Я должен уйти и оставить все это позади.
Забыть.
Отрицать.
Притвориться.
Контролировать…
— Вау, у тебя такой огромный член. И, о боже, эти пирсинги просто фантастические!
Слова, произнесенные не кем иным, как Кларой, заставили меня отказаться от любой формы решимости, за которую я хватался. Я позволяю себе свободно падать головой вперед, мой мозг преодолевает тошноту в горле и разливается вокруг меня.
Я открываю дверь и вижу Клару, стоящую на коленях между ног Николая, ее руки обхватывают его член.
Он сидит на кровати, опираясь на ладони, и на нем только трусы-боксеры, которые Клара стянула, чтобы освободить его член.
Теперь она держит его в руках, наблюдая, удивляясь и восхищаясь.
Как только я появляюсь в дверях, его взгляд устремляется на меня, глаза мгновенно темнеют, а губы приподнимаются в жестокой ухмылке.
— Зови меня малышом, Клара.
— Не могу дождаться, когда ты засунешь в меня этот огромный член, малыш.
Все происходит за долю секунды.
Красная дымка застилает мое зрение, пока я не вижу только этот гребаный цвет.
По дороге сюда я думал, что ярость вызвана тем, что Клара снова стала Кларой.
Я думал, это из-за того, что Николай прикасается к ней.
Но только в этот самый момент на меня обрушивается удручающая правда.
Меня никогда не волновала Клара. Ничуть. Вообще.
Меня выводит из себя не она. А ее прикосновения к Николаю.
Дело не в ней. Дело в нем.
Черт побери.
Я протискиваюсь в дверь, хватаю ее за волосы и поднимаю на ноги. Она вскрикивает и спотыкается, наконец-то убирая от него свои когти.
— Что за… — она обрывает себя, когда я рывком поднимаю ее на ноги, и ее глаза расширяются, когда встречаются с моими. — Брэн… это не то, что ты думаешь. Мне просто было одиноко и больно от твоего отказа, и… и…
— Заткнись, — мой голос ровный, но твердый, и ее губы складываются в букву «О».
Я никогда не разговаривал с Кларой таким тоном. Не когда она изменяла. Не когда все называли ее золотоискательницей.
Все это время я не ненавидел ее.
Я ничего не чувствовал к ней, чтобы ненавидеть.
А сейчас мне хочется обхватить ее шею и смотреть, как жизнь покидает ее подлые глаза.
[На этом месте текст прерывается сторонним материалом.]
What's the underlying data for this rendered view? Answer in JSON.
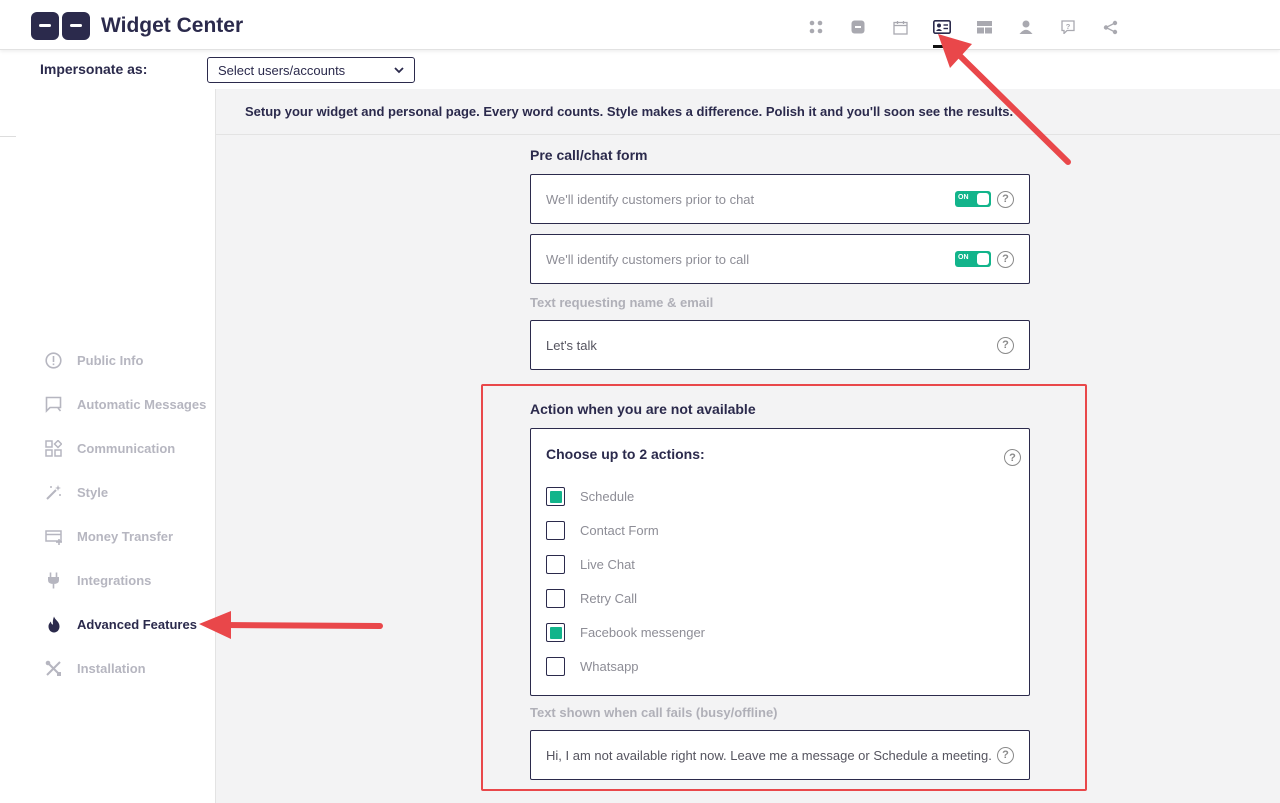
{
  "app": {
    "title": "Widget Center"
  },
  "topnav": {
    "icons": [
      "apps-icon",
      "widget-icon",
      "calendar-icon",
      "contact-card-icon",
      "layout-icon",
      "user-icon",
      "help-chat-icon",
      "share-icon"
    ],
    "active": "contact-card-icon"
  },
  "impersonate": {
    "label": "Impersonate as:",
    "select_value": "Select users/accounts"
  },
  "sidebar": {
    "items": [
      {
        "label": "Public Info",
        "icon": "info-icon"
      },
      {
        "label": "Automatic Messages",
        "icon": "message-icon"
      },
      {
        "label": "Communication",
        "icon": "grid-shapes-icon"
      },
      {
        "label": "Style",
        "icon": "magic-wand-icon"
      },
      {
        "label": "Money Transfer",
        "icon": "payment-icon"
      },
      {
        "label": "Integrations",
        "icon": "plug-icon"
      },
      {
        "label": "Advanced Features",
        "icon": "flame-icon"
      },
      {
        "label": "Installation",
        "icon": "tools-icon"
      }
    ],
    "active_index": 6
  },
  "main": {
    "intro": "Setup your widget and personal page. Every word counts. Style makes a difference. Polish it and you'll soon see the results.",
    "pre_call": {
      "title": "Pre call/chat form",
      "chat_text": "We'll identify customers prior to chat",
      "call_text": "We'll identify customers prior to call",
      "toggle_label": "ON",
      "name_email_label": "Text requesting name & email",
      "name_email_value": "Let's talk"
    },
    "not_available": {
      "title": "Action when you are not available",
      "choose_label": "Choose up to 2 actions:",
      "options": [
        {
          "label": "Schedule",
          "checked": true
        },
        {
          "label": "Contact Form",
          "checked": false
        },
        {
          "label": "Live Chat",
          "checked": false
        },
        {
          "label": "Retry Call",
          "checked": false
        },
        {
          "label": "Facebook messenger",
          "checked": true
        },
        {
          "label": "Whatsapp",
          "checked": false
        }
      ],
      "fail_label": "Text shown when call fails (busy/offline)",
      "fail_value": "Hi, I am not available right now. Leave me a message or Schedule a meeting."
    },
    "help_symbol": "?"
  },
  "colors": {
    "primary": "#2b2a4c",
    "accent": "#12b48b",
    "annotation": "#e9474a"
  }
}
— Убирайся, — говорю я, по-прежнему спокойно, несмотря на сдерживаемый хаос, бурлящий внутри меня.
— Малыш, пожалуйста…
— Не-е-ет, — обрывает ее Николай, вырывая ее из моей хватки и подталкивая к двери. — Он не твой гребаный малыш.
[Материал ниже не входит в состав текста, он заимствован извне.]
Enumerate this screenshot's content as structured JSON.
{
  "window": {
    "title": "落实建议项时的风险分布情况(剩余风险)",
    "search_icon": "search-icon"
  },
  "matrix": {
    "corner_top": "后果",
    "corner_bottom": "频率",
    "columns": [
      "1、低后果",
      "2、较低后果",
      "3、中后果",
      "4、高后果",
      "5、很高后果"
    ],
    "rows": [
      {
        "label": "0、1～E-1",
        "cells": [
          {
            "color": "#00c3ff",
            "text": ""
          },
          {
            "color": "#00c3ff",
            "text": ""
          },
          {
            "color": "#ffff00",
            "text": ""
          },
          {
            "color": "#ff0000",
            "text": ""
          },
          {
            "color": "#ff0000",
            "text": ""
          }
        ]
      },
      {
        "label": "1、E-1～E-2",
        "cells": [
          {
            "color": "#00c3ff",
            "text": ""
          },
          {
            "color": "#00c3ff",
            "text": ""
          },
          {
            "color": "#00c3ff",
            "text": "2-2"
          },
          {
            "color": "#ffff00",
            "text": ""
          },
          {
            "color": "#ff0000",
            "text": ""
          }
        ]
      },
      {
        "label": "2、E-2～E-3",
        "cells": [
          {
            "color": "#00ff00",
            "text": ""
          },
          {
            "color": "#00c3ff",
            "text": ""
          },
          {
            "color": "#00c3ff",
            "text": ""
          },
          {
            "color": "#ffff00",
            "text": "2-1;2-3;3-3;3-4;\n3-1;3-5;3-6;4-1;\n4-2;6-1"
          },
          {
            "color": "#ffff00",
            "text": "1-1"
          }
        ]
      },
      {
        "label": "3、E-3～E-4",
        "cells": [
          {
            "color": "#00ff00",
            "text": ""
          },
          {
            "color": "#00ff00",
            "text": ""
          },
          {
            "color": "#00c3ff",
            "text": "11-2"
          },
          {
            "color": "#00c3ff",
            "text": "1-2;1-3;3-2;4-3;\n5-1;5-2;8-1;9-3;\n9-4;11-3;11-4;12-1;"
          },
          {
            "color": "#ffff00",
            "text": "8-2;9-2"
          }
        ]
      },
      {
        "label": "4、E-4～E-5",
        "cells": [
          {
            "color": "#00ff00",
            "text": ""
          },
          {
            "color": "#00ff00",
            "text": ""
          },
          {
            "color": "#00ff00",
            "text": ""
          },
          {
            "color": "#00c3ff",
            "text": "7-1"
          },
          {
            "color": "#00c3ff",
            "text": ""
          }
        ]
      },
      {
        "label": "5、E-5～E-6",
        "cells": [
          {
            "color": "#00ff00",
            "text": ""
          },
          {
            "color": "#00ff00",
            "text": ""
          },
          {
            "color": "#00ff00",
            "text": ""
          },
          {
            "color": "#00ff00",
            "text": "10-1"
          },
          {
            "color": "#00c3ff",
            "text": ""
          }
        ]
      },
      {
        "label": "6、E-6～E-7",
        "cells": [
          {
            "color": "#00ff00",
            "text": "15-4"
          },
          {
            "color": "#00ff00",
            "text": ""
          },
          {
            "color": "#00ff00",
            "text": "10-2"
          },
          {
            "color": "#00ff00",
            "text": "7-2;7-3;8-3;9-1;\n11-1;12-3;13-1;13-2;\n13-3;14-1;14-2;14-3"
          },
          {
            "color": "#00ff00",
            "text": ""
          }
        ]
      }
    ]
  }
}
Теперь он одет, если трусы-боксеры можно считать одеждой, и я отвожу взгляд от него.
Если я этого не сделаю, у меня возникнет искушение ударить его, а я, блять, не дерусь.
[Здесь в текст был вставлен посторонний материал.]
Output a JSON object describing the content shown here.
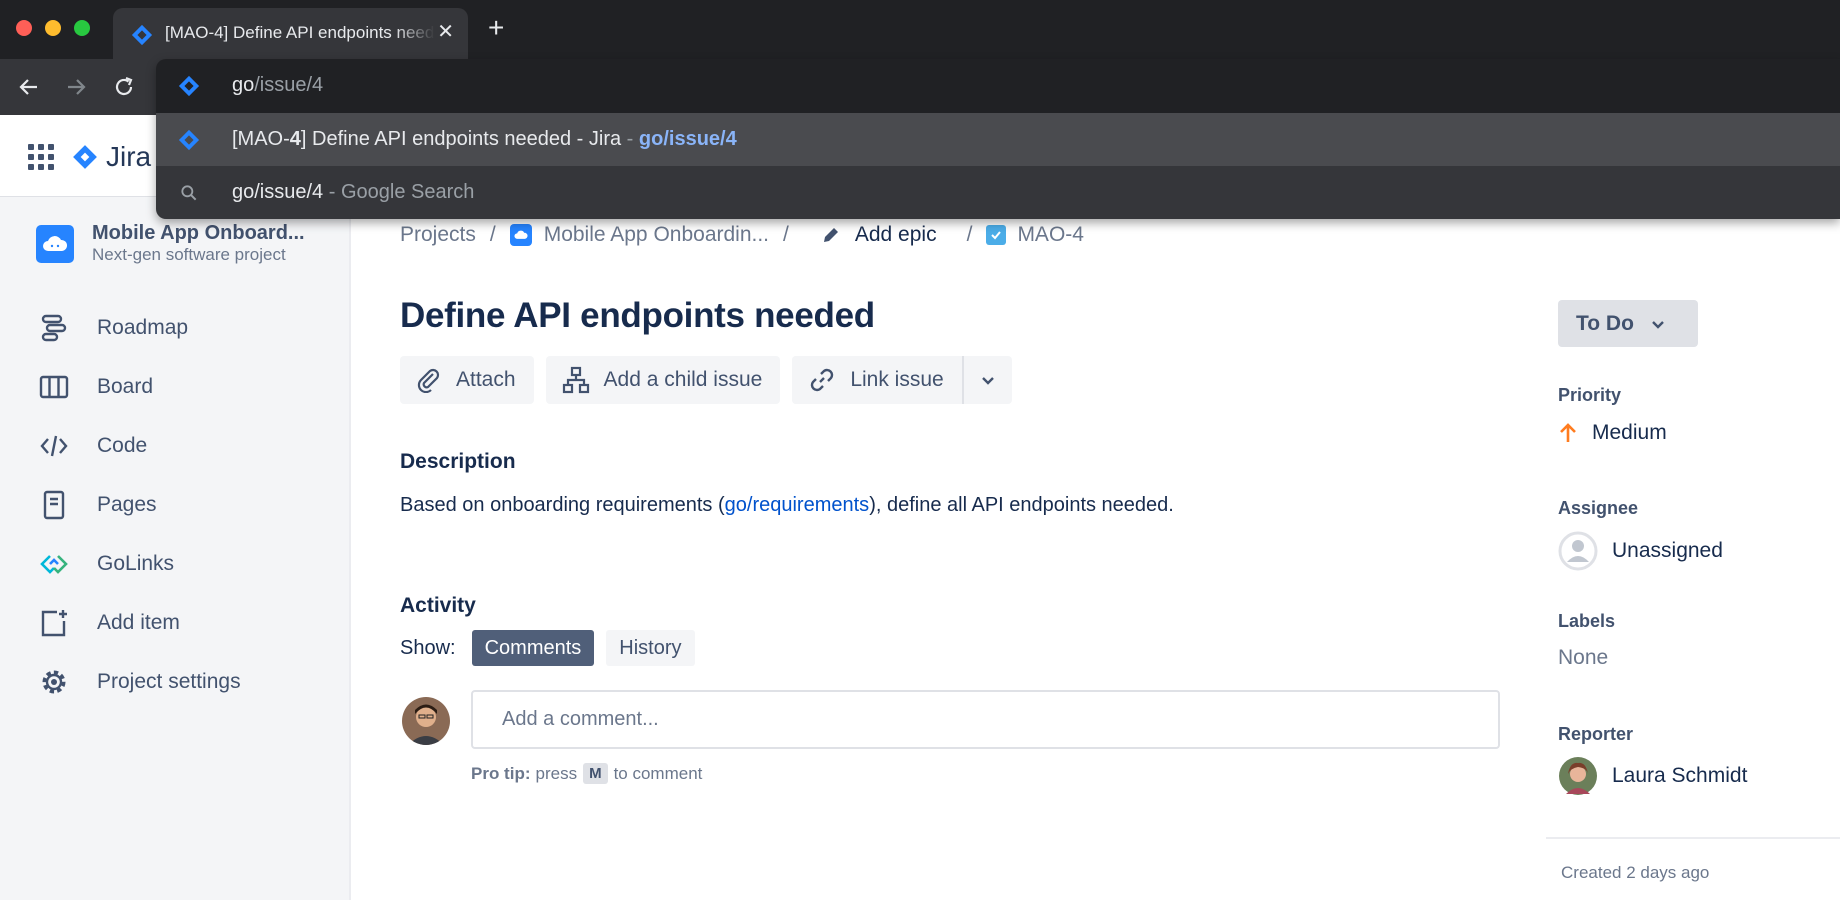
{
  "colors": {
    "jira_blue": "#2684ff",
    "link_blue": "#0052cc",
    "priority_orange": "#ff7c1f",
    "chrome_dark": "#202124",
    "chrome_tab": "#35363a"
  },
  "browser": {
    "tab_title": "[MAO-4] Define API endpoints needed - Jira",
    "address_typed": "go",
    "address_completion": "/issue/4",
    "suggestions": [
      {
        "icon": "jira-icon",
        "prefix": "[MAO-",
        "bold": "4",
        "title_rest": "] Define API endpoints needed - Jira",
        "separator": " - ",
        "url": "go/issue/4"
      },
      {
        "icon": "search-icon",
        "query": "go/issue/4",
        "suffix": " - Google Search"
      }
    ]
  },
  "jira": {
    "product_name": "Jira"
  },
  "project": {
    "name": "Mobile App Onboard...",
    "type": "Next-gen software project"
  },
  "sidebar": {
    "items": [
      {
        "label": "Roadmap",
        "icon": "roadmap-icon"
      },
      {
        "label": "Board",
        "icon": "board-icon"
      },
      {
        "label": "Code",
        "icon": "code-icon"
      },
      {
        "label": "Pages",
        "icon": "pages-icon"
      },
      {
        "label": "GoLinks",
        "icon": "golinks-icon"
      },
      {
        "label": "Add item",
        "icon": "add-item-icon"
      },
      {
        "label": "Project settings",
        "icon": "gear-icon"
      }
    ]
  },
  "breadcrumbs": {
    "projects": "Projects",
    "project": "Mobile App Onboardin...",
    "epic": "Add epic",
    "issue_key": "MAO-4",
    "separator": "/"
  },
  "issue": {
    "title": "Define API endpoints needed",
    "actions": {
      "attach": "Attach",
      "child": "Add a child issue",
      "link": "Link issue"
    },
    "description_heading": "Description",
    "description_before": "Based on onboarding requirements (",
    "description_link": "go/requirements",
    "description_after": "), define all API endpoints needed."
  },
  "activity": {
    "heading": "Activity",
    "show_label": "Show:",
    "tabs": {
      "comments": "Comments",
      "history": "History"
    },
    "comment_placeholder": "Add a comment...",
    "protip_label": "Pro tip:",
    "protip_press": "press",
    "protip_key": "M",
    "protip_after": "to comment"
  },
  "details": {
    "status": "To Do",
    "priority_label": "Priority",
    "priority_value": "Medium",
    "assignee_label": "Assignee",
    "assignee_value": "Unassigned",
    "labels_label": "Labels",
    "labels_value": "None",
    "reporter_label": "Reporter",
    "reporter_value": "Laura Schmidt",
    "created": "Created 2 days ago"
  }
}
Клара смотрит между нами, нахмурив брови, и я пристально смотрю на нее, засунув руки в карманы, не говоря ни слова.
— Пошла вон, — рявкает Николай и швыряет в нее сумку Chanel. — Чтобы я тебя больше не видел.
Она хочет сказать что-то еще, но взгляд Николая, кажется, пугает ее до глубины души, потому что она выбегает из комнаты, как будто за ней гонятся.
Вскоре я слышу шум лифта, но ее запах не исчезает.
Чертовы цветы.
Он задерживается в комнате и на мужчине позади меня, как призрак.
Да пошел он к черту.
Не желая встречаться с ним взглядом, я направляюсь к двери.
— Ну, тогда спокойной ночи.
— Нет, блять, — он захлопывает дверь, ударяя ладонью рядом с моей головой. Его грудь прижимается к моей спине, прислоняя к дереву, а горячее дыхание шепчет мне на ухо: — Ты никуда не пойдешь, цветок лотоса.